[ESI (ostensibly)] On memory services/streams

Memory accesses – being a very common and generally poorly optimized (IMO) construct – bear special consideration in ESI (I think) and more generally. I’m writing down my thoughts on this to spur discussion about this topic and re-frame the problem. Also, I promised @mortbopet a while back I’d write my thoughts on the topic. The recent post about a stream dialect prompted me to write this up. (And I’m procrastinating on some paper reviews.)

These are just initial thoughts. They refer to things in ESI which are not implemented or even fully developed ideas.

General/random accesses

If a kernel needs actually needs it, one can imagine providing an ESI Service (#2811) to support arbitrary memory request-based accesses. I won’t spell this out, but it would involve read and write ports which accept arbitrary addresses or perhaps a restricted subset. It could be backed by a cache which could – in turn – be customized to the application.

Alternatively, an Any typed ESI MMIO region could be used. MMIO regions will probably lower to ESI services once we start working on them, so same difference.

This is the standard way of doing things on a SoC.

Structured memory streams

The usual request/response mechanism adds latency and wastes resources in some (most, I suspect) cases. The full generality of memory isn’t necessary for some (most, again I suspect) accelerators! If one can figure out a memory access pattern for an accelerator, one can model that instead and perhaps synthesize hardware with an implicit request (address) structure. The accelerator – in the ideal case – wouldn’t need to even have knowledge of addresses!

Take the simple case of a data stream. The backing memory must be loaded with the data stream, so we need a write stream port. It would probably have the ESI list data type (not supported yet) to support arbitrary-length data as a single message or an array data type (with data windows). Since we also need to read it, it’d need at least one read port, which would also be the list/array type.

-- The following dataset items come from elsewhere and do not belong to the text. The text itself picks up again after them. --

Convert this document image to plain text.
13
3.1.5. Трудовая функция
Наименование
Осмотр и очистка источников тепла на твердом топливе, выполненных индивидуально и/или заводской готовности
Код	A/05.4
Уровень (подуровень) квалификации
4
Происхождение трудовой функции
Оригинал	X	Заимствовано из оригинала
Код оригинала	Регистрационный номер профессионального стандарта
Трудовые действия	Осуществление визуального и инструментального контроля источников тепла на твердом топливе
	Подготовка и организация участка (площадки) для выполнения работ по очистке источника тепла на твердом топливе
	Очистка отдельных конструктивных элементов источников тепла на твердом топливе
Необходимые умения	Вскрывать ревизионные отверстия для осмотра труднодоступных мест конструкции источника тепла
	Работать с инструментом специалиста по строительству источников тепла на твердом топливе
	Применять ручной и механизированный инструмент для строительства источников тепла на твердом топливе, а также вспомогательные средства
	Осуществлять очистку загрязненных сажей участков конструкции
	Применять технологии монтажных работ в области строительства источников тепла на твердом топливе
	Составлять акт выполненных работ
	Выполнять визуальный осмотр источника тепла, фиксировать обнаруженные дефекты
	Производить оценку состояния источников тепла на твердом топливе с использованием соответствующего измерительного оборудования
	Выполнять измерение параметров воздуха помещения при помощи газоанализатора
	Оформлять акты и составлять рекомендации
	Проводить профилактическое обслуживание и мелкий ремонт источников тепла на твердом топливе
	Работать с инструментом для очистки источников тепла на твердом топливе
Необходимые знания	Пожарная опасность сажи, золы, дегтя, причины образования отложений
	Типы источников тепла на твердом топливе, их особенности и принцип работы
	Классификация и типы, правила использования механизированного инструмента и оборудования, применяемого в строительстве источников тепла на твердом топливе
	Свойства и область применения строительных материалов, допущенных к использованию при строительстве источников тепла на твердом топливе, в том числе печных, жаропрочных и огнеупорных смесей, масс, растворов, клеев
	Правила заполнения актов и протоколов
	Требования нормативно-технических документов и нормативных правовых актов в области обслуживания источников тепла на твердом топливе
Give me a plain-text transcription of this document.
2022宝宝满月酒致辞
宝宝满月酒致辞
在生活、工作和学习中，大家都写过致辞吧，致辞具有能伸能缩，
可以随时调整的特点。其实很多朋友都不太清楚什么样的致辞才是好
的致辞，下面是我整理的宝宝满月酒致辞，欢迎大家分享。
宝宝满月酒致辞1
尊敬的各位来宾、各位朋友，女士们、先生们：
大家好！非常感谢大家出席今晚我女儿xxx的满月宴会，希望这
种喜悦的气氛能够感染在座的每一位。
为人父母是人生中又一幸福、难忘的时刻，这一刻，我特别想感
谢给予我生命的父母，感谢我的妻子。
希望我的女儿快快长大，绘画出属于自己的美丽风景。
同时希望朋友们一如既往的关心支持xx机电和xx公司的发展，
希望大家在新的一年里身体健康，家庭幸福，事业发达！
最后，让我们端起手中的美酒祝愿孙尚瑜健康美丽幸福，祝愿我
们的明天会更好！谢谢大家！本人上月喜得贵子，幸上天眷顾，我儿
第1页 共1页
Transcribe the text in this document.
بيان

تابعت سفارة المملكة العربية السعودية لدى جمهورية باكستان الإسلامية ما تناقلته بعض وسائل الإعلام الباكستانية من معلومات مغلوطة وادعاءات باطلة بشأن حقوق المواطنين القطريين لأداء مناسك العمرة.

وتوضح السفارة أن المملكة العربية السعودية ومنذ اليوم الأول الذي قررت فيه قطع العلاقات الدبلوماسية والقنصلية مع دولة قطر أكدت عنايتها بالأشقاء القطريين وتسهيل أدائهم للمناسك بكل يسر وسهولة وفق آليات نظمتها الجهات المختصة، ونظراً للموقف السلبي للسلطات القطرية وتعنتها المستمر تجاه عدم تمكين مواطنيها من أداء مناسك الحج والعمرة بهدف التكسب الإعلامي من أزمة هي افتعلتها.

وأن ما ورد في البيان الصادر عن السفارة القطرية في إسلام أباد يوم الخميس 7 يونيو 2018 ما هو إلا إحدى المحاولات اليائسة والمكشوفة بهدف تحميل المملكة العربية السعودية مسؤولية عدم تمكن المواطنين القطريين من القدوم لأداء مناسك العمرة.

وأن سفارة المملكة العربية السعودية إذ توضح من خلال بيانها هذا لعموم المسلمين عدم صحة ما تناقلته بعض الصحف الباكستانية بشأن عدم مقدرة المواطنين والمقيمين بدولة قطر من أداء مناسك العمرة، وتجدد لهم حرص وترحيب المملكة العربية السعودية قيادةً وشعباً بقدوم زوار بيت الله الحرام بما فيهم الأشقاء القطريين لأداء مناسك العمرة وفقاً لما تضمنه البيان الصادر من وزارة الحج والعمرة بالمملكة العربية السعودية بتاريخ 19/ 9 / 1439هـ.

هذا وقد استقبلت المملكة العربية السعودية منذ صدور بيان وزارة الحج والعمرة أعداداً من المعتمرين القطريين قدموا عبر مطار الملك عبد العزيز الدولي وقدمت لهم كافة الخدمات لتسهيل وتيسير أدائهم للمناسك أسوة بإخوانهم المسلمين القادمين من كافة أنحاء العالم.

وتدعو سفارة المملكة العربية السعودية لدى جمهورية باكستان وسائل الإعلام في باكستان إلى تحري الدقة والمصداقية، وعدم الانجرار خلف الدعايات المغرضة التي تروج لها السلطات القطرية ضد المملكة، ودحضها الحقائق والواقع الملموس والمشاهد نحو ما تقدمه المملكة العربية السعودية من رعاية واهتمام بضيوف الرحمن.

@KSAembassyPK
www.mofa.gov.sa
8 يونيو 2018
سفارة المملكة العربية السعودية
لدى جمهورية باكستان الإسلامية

If we only need to write-once and read-once, this could be modeled as a simple ESI connection with a memory-backed buffer – the memory is implicit, so there’s no need to use an ESI memory stream.

Since we want to use the data stored in the memory multiple times, we would also need a “start stream” request port. Importantly, this port need not be driven by the stream reader. Another ‘controller’ module could be orchestrating multiple memories, ‘pushing’ data to the functional units, so all the data streams are ready when the functional units need the data (rather than sending a request and waiting for the response).

Taking that idea one step further, if a consumer knows that it consumes data at a particular stride (within a message), that could be specified when the read port is created. (Allowing the potential opportunity to discard some data on write if it’s never going to be read.) This ‘stride’ could be modeled as only a certain field in a struct assuming the message is a list/array of structs. (This could be modeled as an ESI ‘blind’ which could be applied to any ESI channel.)

One could expand this “start stream” request to include a “slot” tag to fetch a particular ESI message which was stored in that memory. Having memories structured as “message buffers” has the additional benefit of allowing memory layout abstraction – the implementation gets to choose (though it would probably have to “advertise” its capabilities). If an implementation wants to dynamically manage memory in on-chip caches to off-chip memory, it can do that. If a memory implementation wants to statically partition on-chip memory and only support a certain number of messages of certain max sizes, it is free to do so. If it wants to stripe the message by struct field to optimize physical placement proximity to the consuming units which only need said “strides”, it could do that.

Data dependent loads

Some algorithms fundamentally need the ability to fetch a piece of data based on some other in-memory data. In other words, it needs an address generator with access to memory. These “pointer-chasing” workloads (e.g., sparse graph processing) could still benefit (I’d argue without much evidence) from computing the address separately from the data processing. If we model the “address generator” separately, the memory implementation could choose where it should be placed.

For instance, usually these address generators are latency sensitive so it might make sense to put them in parallel to an on-chip cache (assuming off-chip memory) so as to avoid additional cache latency. Or have a special low-latency addresses-only cache. Or instantiate a bunch in parallel for workloads with little temporal locality but massive parallelism.

Either way, by modeling the address generation separately from the data processing logic (and creating a data stream into the data processing logic), we give the compiler more flexibility to optimize the design.

This is obvious in retrospect, but the talk on Amythyst in HotChips today had affine memory blocks. The affine dialect is an obvious model here: have a memory service which operates on a set of affine loads and stores. Just send a message to it with some base pointers, some bounds and it starts feeding all the loads and servicing all the writes! How to model RAW deps is the question…

Just wanted to get this down while I was thinking about it.